The message to women is give your husband the feeling that he knows, that it's the essence of his being: he is one who knows, the one who understands, who succeeds. Above all, he succeeds in making you happy, giving you pleasure, and bringing you to anything pleasurable that you desire.


Here the wife may assert: he really doesn't succeed! He doesn't even try! I have often encountered a more painful assertion: it seems that he is trying precisely the opposite, to make me sad! Certainly not to please!


My response to these assertions and feelings is that if you, the wife, want him to try and work hard at pleasing you, then the only way is to give him an experience of success. Enable him to have a strong feeling that he managed to make his wife happy.


If he doesn't try, then he probably tried in the past, but didn't have an experience of success, probably because you were disappointed or annoyed in some way, or maybe you even told him that his efforts were not successful. That's as little as it takes for him to continue to be unsuccessful. He can also become very successful at being unsuccessful, even unintentionally, in the same way that someone who is not relied upon will eventually become unreliable.


Again, convey to him that he is successful and also manages to make you happy. Your proof that it is so will then show up, and not just once but many times. In the end, you will see that he can and will provide a lot of happiness.
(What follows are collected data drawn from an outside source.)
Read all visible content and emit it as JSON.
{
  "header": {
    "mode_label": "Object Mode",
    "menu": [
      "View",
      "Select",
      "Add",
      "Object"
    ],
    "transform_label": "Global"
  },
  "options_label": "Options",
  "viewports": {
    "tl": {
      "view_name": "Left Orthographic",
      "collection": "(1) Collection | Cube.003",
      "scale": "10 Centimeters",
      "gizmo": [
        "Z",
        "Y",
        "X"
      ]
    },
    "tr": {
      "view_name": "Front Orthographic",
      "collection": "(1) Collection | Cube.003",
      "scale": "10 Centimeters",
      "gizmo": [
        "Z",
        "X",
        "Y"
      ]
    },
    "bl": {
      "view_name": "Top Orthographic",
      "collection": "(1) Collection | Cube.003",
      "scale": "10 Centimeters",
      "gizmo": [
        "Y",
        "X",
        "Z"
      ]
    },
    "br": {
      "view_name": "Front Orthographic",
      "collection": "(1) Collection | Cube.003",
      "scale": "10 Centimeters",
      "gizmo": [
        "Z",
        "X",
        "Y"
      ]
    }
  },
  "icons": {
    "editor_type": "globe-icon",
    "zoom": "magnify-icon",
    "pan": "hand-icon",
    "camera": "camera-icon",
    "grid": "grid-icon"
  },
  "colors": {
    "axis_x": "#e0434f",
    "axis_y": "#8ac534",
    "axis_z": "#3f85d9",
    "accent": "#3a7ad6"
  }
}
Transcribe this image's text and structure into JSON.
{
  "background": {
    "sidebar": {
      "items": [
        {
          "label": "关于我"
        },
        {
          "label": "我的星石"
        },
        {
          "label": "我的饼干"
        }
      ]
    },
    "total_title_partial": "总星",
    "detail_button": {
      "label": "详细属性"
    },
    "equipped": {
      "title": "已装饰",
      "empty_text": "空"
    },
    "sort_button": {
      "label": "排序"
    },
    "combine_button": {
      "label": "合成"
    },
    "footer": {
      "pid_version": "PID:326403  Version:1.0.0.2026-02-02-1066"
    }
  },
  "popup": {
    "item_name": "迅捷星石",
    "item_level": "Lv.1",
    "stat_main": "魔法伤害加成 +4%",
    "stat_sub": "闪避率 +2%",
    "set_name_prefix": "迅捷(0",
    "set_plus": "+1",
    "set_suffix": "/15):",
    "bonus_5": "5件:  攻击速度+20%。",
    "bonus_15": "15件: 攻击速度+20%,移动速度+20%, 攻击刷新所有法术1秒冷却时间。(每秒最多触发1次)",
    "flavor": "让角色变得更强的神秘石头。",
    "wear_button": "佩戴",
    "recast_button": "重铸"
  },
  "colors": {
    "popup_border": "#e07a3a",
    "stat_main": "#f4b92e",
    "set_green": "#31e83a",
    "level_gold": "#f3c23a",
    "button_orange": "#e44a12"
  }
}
My message to men is that sometimes this issue of having to "know" the way turns into our greatest lesson. We want to feel that we know, we're successful. But we should think about it. Maybe we really are wrong? Maybe we don't know. Maybe we should ask someone for directions or advice, and maybe should also take another route that's easier for us to reach and be successful. Nothing bad will happen by doing so!


We should also look at what we as men are really good at. Ask yourself, what's positive about me? You certainly have many good qualities! If we pay attention to our strengths — really claim them as our own — we can still make mistakes from time to time. This isn't so terrible, and it doesn't destroy our masculinity.


The message to all of us is that this dynamic in which a man makes a mistake and his wife gets angry should be foreign to us. It's saying that he must be the one who knows, and if he doesn't know, she appropriates his duty, as if their relationship is some kind of arena with fighters on either side, each grappling for victory.


This is not the way it should be! Men and women are together. They should always work together as they go through experiences together. When the man gets confused and gets into trouble, then both of you, together, are confused and must get involved. The wife "feels" her husband and is with him. He doesn't have to know how to get there! "Knowing" is not his job description. Therefore, the entanglement or challenge belongs to both of you. When you get angry about the challenge, get angry together. When there are two of you in it together, the experience is easier, as we know. Her message shouldn't be, "You have to get me there." Rather, we want to try to reach our destination together — to try, together.


You, the husband, can not only broadcast this message but say it in words, to reduce the "I know how" and the need to win. You can say, "Let's try to get there. I hope we succeed. I think I know the way, but I'm going to need your help as I always need your help." Consult with your wife. Ask her if she thinks you're going in the right direction. "What do you think?"


If and when he doesn't succeed, you, the wife, can participate in his disappointment instead of being disappointed with him: "This way is really very complicated. It's hard to get there this way." We! You can also both be annoyed and smile at each other. Let it be clear that your husband is not the annoying one, rather the path and its challenges are annoying.


If by chance he manages to arrive at the destination, you have the opportunity to indulge him in the experience of being successful in your eyes.